Nota de la traducción
S i bien el original de este libro se escribió en inglés, buena parte de su historia transcurre en un ámbito de habla hispana y, en particular, salvadoreña. La traducción busca respetar esta particularidad. Mientras que la voz de la narradora aparece en un español ibérico estándar, las intervenciones de personas oriundas de El Salvador se ajustan a la lengua natural del país, con el léxico y la sintaxis correspondientes. Así, se recoge el uso del «vos» y el «ustedes» (en lugar del «tú» y el «vosotros»), y se prefiere la variación local de ciertas palabras: por ejemplo, se dice siempre «frijoles», no «alubias». Estas ligeras diferencias no habrían podido registrarse sin un conocimiento directo del habla en cuestión. El traductor, que no es salvadoreño, agradece las aportaciones de la correctora María Luz Nóchez, que sí lo es.
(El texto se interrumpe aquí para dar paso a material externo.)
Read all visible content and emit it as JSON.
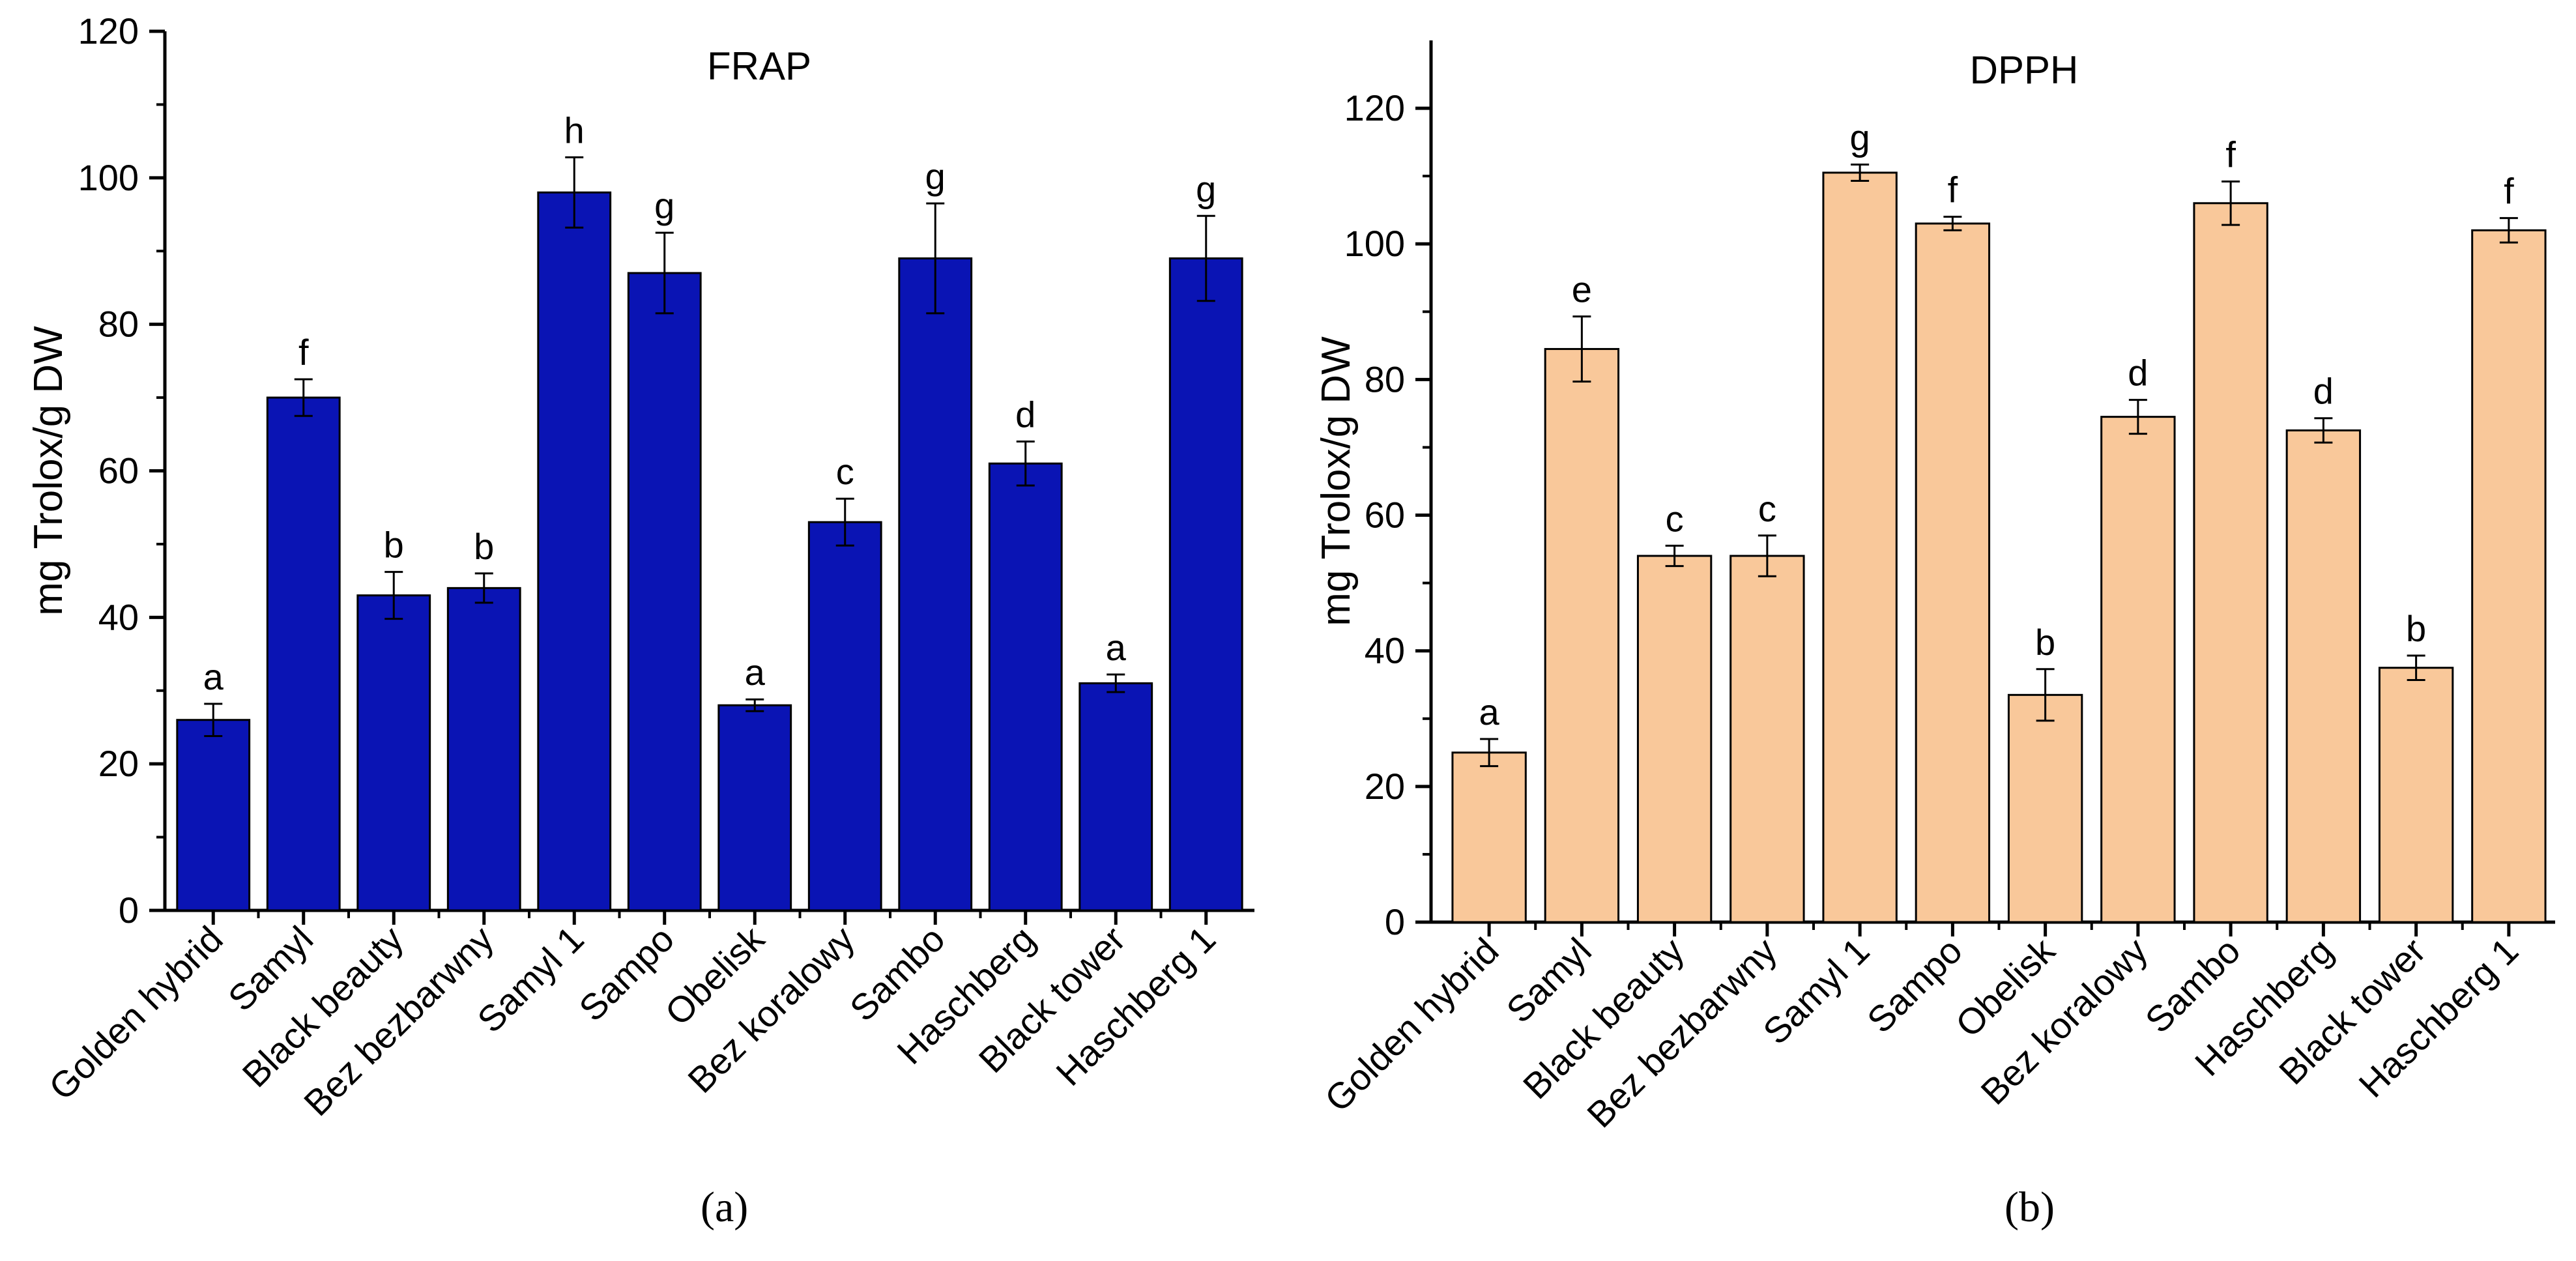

E s casi el final. Caminamos bajo el calor agobiante por un campo de sorgo, mientras las cigarras zumban bajo el cielo vacío. Un hombre destapa una cantimplora con agua, otro se apoya en una pala. También hay una mujer, que lleva un delantal encima de los pantalones. Luz intensa y el ruido sordo de la inflorescencia del sorgo. Tomo un manojo de semillas. Uno de los hombres lleva aparte a Leonel y le dice algo: secreto, como todo lo demás. Subimos al todoterreno y vamos sin explicación a otro sitio, no lejos de ese campo. Los campesinos de la zona caminarían midiendo la distancia, no en kilómetros, sino en horas.